Quand la Ville cire le banc

Reconnaissable par la profusion d’images de synthèse, plans et schémas en tout genre, l’approche marketing du projet de la Valais Arena et de l’écoquartier VIVA semble offrir à la Ville de Sierre les garanties d’une réponse urbaine clé en main. Alors que le projet a pu accuser un certain retard à la suite des études-tests, l’arrivée d’un unique promoteur accompagné d’une équipe de mandataires couvrant l’entièreté des domaines requis, jusqu’à la mise en service du quartier et la régie immobilière, séduit. Mais leur entrée en jeu signe la fermeture des espaces de discussion, emportant l’ensemble des décisions sur le terrain de la négociation. L’assurance de la mise en fonction de la patinoire dans les meilleurs délais se paye au prix fort, avec notamment la mise à disposition des terrains appartenant à la Ville, qui plus est à des conditions avantageuses. Concédé par les termes de l’accord-cadre, le quasi-monopole du groupe Valais Arena sur les près de neuf hectares du quartier semble cantonner l’action de la Ville et de ses mandataires à des aménagements extérieurs étroitement régis par le programme sportif et la densité résidentielle.

            Peut-on alors parler de hold-up? Malgré son assise foncière conséquente, une situation attractive, un programme porteur et un départ de projet prometteur, la Commune s’est défaite de ses terrains et, par la même occasion, de la maîtrise du projet. Comme d’autres communes suisses, la Ville de Sierre se révèle démunie en termes d’outils face à la complexité de l’entreprise. Elle a ainsi opté pour un projet figé plutôt que pour une solution plus souple avec une pluralité d’acteurs et un phasage visant à prévenir d’éventuels blocages, pouvant mener – au pire des cas – à la friche urbaine. Elle relègue par la même occasion les possibilités d’influer sur le cours du projet à des stratégies politiques et légales, qu’elles émanent d’une opposition citoyenne et/ou d’une prise de position de la part du Canton.

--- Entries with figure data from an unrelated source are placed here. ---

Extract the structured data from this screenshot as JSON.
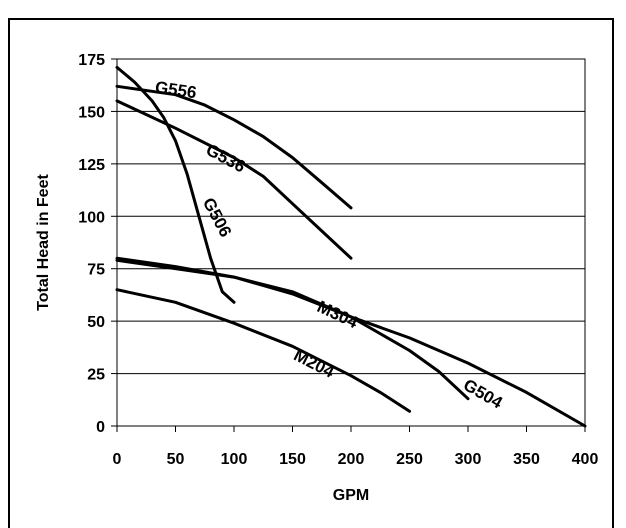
{
  "chart_data": {
    "type": "line",
    "title": "",
    "xlabel": "GPM",
    "ylabel": "Total Head in Feet",
    "xlim": [
      0,
      400
    ],
    "ylim": [
      0,
      175
    ],
    "xticks": [
      "0",
      "50",
      "100",
      "150",
      "200",
      "250",
      "300",
      "350",
      "400"
    ],
    "yticks": [
      "0",
      "25",
      "50",
      "75",
      "100",
      "125",
      "150",
      "175"
    ],
    "grid": "horizontal",
    "line_color": "#000000",
    "series": [
      {
        "name": "G556",
        "label_at": [
          32,
          159
        ],
        "label_angle": 8,
        "points": [
          [
            0,
            162
          ],
          [
            50,
            158
          ],
          [
            75,
            153
          ],
          [
            100,
            146
          ],
          [
            125,
            138
          ],
          [
            150,
            128
          ],
          [
            175,
            116
          ],
          [
            200,
            104
          ]
        ]
      },
      {
        "name": "G536",
        "label_at": [
          75,
          130
        ],
        "label_angle": 28,
        "points": [
          [
            0,
            155
          ],
          [
            50,
            142
          ],
          [
            100,
            128
          ],
          [
            125,
            119
          ],
          [
            150,
            106
          ],
          [
            175,
            93
          ],
          [
            200,
            80
          ]
        ]
      },
      {
        "name": "G506",
        "label_at": [
          73,
          107
        ],
        "label_angle": 62,
        "points": [
          [
            0,
            171
          ],
          [
            15,
            164
          ],
          [
            30,
            155
          ],
          [
            40,
            147
          ],
          [
            50,
            136
          ],
          [
            60,
            120
          ],
          [
            70,
            100
          ],
          [
            80,
            80
          ],
          [
            90,
            64
          ],
          [
            100,
            59
          ]
        ]
      },
      {
        "name": "M304",
        "label_at": [
          170,
          55
        ],
        "label_angle": 25,
        "points": [
          [
            0,
            79
          ],
          [
            50,
            75
          ],
          [
            100,
            71
          ],
          [
            150,
            63
          ],
          [
            200,
            52
          ],
          [
            250,
            42
          ],
          [
            300,
            30
          ],
          [
            350,
            16
          ],
          [
            400,
            0
          ]
        ]
      },
      {
        "name": "G504",
        "label_at": [
          295,
          18
        ],
        "label_angle": 30,
        "points": [
          [
            0,
            80
          ],
          [
            50,
            76
          ],
          [
            100,
            71
          ],
          [
            150,
            64
          ],
          [
            200,
            52
          ],
          [
            250,
            36
          ],
          [
            275,
            26
          ],
          [
            300,
            13
          ]
        ]
      },
      {
        "name": "M204",
        "label_at": [
          150,
          32
        ],
        "label_angle": 27,
        "points": [
          [
            0,
            65
          ],
          [
            50,
            59
          ],
          [
            100,
            49
          ],
          [
            150,
            38
          ],
          [
            200,
            24
          ],
          [
            225,
            16
          ],
          [
            250,
            7
          ]
        ]
      }
    ]
  }
}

C’est le cas actuellement avec la plainte contre la Ville de Sierre et le recours contre la décision du Conseil général du 11 décembre 2024 déposés par l’association Condemines.info auprès du Conseil d’État6. L’association a par ailleurs lancé une récolte de signatures pour que le projet soit soumis à la votation et propose un contre-projet pour la patinoireD’autres dispositions pourraient également permettre d’adoucir la surdensité du quartier comme le conditionnement des subventions du Canton pour la patinoire ou un changement en bout de ligne dans la révision du PAZ/RCCZ qui sera mis à l’enquête publique au printemps prochain. 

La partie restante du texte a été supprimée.